Vegetables - Eggplant, Eggplant, and more Eggplant. I just wonder how okra got to Armenia from Africa.

Pilafs - Bulgar, rice, lentils and nuts.

Sweets - Baklava is the headliner, even though the author admits it is no more Armenian than Pizza. Filo dough, peaches, apricots, almonds, walnuts, and pistachios star here. Great source of nut nutrition here.

Like many other ethnically oriented cookbooks by skilled culinary authors, this one offers new, nutritious, dishes to Armenians, foodies on the lookout for novelty and vegetarians on the lookout for novelty. This is a very good book that succeeds in its objective, but it is not a great book.
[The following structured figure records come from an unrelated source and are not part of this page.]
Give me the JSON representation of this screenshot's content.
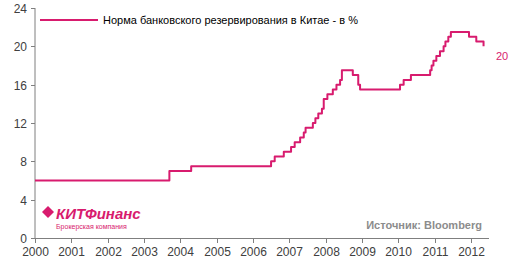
{
  "chart_data": {
    "type": "line",
    "x": [
      2000.0,
      2003.7,
      2004.3,
      2006.5,
      2006.6,
      2006.85,
      2007.05,
      2007.15,
      2007.3,
      2007.4,
      2007.45,
      2007.65,
      2007.72,
      2007.8,
      2007.9,
      2007.95,
      2008.05,
      2008.2,
      2008.3,
      2008.4,
      2008.45,
      2008.75,
      2008.9,
      2008.95,
      2010.05,
      2010.15,
      2010.35,
      2010.88,
      2010.92,
      2010.97,
      2011.05,
      2011.15,
      2011.25,
      2011.3,
      2011.38,
      2011.45,
      2011.95,
      2012.15,
      2012.35
    ],
    "series": [
      {
        "name": "Норма банковского резервирования в Китае - в %",
        "color": "#d81b6e",
        "line_style": "step",
        "values": [
          6,
          7,
          7.5,
          8,
          8.5,
          9,
          9.5,
          10,
          10.5,
          11,
          11.5,
          12,
          12.5,
          13,
          13.5,
          14.5,
          15,
          15.5,
          16,
          16.5,
          17.5,
          17,
          16,
          15.5,
          16,
          16.5,
          17,
          17.5,
          18,
          18.5,
          19,
          19.5,
          20,
          20.5,
          21,
          21.5,
          21,
          20.5,
          20
        ]
      }
    ],
    "xlim": [
      2000,
      2012.5
    ],
    "xticks": [
      2000,
      2001,
      2002,
      2003,
      2004,
      2005,
      2006,
      2007,
      2008,
      2009,
      2010,
      2011,
      2012
    ],
    "ylim": [
      0,
      24
    ],
    "yticks": [
      0,
      4,
      8,
      12,
      16,
      20,
      24
    ],
    "grid": false,
    "legend": "top-left",
    "annotations": [
      {
        "text": "20",
        "value": 20
      }
    ],
    "source": "Источник: Bloomberg",
    "logo": "КИТФинанс",
    "logo_subtitle": "Брокерская компания"
  }
}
The anecdotes of family history are pleasant, but do not have the evocative power of, for example, some of the stories told by Gennaro Contaldo in 'Passione'. On the other hand, 'Gourmet' magazine has declared Eastern Mediterranean cuisines as one of the next big things in eating. This book is as good a source as many.

Highly recommended for those with an interest in this cuisine and in Eastern Mediterranean food in general. Relatively easy recipe methods. Very good price for the quality of the content.